Spectral and ergodic properties of completely positive maps and decoherence

TL;DR

This paper investigates the spectral and ergodic properties of unital, completely positive maps on $C^*$-algebras, focusing on conditions for decoherence and the structure of persistent dynamics, including finite-dimensional cases.

Contribution

It introduces general conditions for decoherence via spectral analysis of completely positive maps, exploring their structure on non-unital $C^*$-algebras and finite-dimensional systems.

Findings

Identification of spectral conditions for decoherence

Construction of $C^*$-algebra structures on persistent parts

Examples of maps with conservative dynamics on persistent components

Abstract

In an attempt to propose more general conditions for decoherence to occur, we study spectral and ergodic properties of unital, completely positive maps on not necessarily unital $C^*$-algebras, with a particular focus on gapped maps for which the transient portion of the arising dynamical system can be separated from the persistent one.

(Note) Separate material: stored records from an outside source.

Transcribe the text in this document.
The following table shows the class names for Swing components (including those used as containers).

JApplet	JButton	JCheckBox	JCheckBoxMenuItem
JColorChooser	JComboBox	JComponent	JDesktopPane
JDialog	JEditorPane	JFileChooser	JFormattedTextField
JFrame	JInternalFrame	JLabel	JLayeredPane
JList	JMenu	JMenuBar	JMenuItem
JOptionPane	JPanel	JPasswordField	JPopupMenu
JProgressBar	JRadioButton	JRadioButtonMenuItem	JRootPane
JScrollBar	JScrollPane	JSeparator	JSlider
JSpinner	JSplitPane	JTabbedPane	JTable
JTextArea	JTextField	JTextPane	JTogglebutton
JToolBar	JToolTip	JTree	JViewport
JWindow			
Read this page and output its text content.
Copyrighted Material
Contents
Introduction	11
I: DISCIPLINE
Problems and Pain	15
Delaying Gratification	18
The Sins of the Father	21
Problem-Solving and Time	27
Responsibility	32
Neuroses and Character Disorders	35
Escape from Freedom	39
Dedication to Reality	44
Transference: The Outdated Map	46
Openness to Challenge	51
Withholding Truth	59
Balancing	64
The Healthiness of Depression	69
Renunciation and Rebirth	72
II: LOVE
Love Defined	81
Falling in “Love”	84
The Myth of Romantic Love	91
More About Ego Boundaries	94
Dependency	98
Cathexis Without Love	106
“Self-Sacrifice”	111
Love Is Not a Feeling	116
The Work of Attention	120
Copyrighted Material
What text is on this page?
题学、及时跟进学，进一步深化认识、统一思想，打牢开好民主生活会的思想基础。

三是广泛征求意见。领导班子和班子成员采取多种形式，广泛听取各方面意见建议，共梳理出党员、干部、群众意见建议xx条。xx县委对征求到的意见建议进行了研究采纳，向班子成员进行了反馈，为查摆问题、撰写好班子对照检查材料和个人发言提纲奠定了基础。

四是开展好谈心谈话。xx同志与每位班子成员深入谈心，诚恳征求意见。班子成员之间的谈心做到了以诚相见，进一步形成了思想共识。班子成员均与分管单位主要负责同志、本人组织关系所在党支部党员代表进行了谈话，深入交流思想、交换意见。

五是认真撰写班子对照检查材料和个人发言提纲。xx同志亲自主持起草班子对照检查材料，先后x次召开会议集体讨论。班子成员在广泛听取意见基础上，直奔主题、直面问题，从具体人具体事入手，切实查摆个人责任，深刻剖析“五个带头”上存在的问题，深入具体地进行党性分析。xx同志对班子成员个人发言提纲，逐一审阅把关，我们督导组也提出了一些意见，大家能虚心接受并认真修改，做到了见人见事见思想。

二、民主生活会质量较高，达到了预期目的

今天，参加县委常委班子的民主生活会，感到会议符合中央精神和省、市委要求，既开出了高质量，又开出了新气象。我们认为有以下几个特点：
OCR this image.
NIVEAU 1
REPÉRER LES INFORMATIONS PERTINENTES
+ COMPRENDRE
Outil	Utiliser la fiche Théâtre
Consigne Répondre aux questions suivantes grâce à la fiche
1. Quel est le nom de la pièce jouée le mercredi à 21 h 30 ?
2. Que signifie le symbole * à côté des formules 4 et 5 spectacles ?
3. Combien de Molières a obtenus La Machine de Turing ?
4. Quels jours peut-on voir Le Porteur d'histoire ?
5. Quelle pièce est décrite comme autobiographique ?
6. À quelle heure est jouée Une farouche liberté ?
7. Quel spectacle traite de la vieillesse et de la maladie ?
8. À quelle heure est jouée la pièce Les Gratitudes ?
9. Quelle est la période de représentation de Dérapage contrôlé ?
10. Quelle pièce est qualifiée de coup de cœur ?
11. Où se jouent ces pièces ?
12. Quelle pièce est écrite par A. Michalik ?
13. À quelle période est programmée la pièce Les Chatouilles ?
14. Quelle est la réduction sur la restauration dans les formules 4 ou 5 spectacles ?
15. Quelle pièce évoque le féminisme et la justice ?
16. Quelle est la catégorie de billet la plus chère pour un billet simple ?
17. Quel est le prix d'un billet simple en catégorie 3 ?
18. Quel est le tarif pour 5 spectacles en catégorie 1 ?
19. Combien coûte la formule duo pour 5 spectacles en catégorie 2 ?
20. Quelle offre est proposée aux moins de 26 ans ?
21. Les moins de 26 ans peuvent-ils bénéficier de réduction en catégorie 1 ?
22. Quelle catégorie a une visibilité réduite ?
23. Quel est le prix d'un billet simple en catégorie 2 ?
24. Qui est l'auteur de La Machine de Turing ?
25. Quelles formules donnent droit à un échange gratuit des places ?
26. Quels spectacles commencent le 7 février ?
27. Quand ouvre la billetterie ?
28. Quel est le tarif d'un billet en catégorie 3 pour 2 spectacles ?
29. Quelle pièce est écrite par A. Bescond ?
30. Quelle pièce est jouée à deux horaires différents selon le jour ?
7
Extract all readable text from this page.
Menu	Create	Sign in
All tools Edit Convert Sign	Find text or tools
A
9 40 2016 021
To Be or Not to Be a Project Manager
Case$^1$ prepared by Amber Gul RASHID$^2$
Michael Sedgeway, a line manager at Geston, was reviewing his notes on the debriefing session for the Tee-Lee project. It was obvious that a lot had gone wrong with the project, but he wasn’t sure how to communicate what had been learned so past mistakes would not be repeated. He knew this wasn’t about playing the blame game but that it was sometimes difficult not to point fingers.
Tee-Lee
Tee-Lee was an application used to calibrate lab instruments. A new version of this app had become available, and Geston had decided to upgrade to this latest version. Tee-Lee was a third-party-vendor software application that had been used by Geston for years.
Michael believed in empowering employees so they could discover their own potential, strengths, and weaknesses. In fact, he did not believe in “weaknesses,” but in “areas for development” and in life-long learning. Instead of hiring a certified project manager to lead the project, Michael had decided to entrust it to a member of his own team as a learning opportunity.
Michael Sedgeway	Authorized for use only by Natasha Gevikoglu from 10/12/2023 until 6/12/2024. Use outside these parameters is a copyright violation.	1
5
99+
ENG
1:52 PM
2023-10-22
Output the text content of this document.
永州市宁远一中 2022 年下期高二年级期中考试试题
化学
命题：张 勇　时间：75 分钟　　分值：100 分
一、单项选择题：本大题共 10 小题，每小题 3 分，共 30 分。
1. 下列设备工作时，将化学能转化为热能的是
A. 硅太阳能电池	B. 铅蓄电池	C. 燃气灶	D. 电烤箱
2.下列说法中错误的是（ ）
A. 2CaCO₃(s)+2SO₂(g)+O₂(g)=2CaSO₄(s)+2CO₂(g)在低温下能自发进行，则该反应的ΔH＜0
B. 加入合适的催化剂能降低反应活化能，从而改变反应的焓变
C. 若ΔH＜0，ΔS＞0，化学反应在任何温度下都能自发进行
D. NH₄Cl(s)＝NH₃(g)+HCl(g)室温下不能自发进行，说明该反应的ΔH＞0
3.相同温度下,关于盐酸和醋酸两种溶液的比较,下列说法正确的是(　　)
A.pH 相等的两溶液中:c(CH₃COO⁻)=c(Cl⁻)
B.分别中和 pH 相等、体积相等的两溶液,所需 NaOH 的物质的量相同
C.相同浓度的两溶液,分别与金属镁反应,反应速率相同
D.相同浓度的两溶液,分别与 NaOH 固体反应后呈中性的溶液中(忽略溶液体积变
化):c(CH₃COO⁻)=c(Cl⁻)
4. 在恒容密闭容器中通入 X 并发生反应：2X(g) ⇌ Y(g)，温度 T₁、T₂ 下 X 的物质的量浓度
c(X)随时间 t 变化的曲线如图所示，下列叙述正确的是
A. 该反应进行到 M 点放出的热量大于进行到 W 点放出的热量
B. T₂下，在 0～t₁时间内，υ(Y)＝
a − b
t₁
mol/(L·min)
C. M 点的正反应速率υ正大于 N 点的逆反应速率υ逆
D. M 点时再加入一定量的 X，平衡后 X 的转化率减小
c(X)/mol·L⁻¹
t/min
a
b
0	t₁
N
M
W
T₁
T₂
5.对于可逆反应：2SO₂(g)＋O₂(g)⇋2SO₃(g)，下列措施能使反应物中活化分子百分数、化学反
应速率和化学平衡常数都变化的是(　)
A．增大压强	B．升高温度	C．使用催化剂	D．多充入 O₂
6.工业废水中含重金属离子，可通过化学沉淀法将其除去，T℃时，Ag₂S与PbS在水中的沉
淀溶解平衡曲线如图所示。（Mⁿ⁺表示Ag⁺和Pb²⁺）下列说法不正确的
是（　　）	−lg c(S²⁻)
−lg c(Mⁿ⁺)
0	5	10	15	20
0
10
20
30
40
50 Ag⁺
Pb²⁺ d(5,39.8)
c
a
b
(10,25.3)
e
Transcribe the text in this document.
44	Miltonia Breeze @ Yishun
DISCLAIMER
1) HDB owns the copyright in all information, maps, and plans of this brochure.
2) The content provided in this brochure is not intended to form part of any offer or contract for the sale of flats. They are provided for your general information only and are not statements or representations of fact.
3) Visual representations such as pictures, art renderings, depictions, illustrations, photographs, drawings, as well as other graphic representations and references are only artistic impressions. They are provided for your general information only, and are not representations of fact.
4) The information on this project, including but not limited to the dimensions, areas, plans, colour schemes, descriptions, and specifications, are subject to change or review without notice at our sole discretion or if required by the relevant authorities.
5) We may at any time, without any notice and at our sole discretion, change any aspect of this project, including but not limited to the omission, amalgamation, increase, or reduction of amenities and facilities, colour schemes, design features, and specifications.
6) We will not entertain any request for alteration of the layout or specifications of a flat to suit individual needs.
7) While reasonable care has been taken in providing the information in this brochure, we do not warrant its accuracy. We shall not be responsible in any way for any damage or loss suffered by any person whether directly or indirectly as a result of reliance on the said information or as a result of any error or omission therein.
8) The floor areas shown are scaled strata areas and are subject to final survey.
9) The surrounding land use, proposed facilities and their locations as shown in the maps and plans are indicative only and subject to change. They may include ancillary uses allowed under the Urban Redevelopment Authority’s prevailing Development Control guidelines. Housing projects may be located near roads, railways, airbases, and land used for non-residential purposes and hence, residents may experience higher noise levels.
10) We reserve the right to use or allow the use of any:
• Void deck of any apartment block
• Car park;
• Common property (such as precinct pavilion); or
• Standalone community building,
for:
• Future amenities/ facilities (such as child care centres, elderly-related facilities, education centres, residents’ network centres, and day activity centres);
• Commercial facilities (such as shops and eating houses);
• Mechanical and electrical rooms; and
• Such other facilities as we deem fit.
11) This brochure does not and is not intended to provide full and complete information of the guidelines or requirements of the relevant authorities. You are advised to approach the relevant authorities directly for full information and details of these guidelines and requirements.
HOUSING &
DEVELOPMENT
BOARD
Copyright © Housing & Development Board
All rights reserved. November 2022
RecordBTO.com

After some general results, we first devote our attention to the abelian case by investigating the unital $*$-endomorphisms of, in general non-unital, $C^*$-algebras, and their spectral structure. The finite dimensional case is also investigated in detail, and examples are provided of unital completely positive maps for which the persistent part of the associated dynamical system is equipped with the new product making it a $C^*$-algebra, and the map under consideration restricts to a unital $*$-automorphism for this new $C^*$-structure, thus generating a conservative dynamics on that persistent part.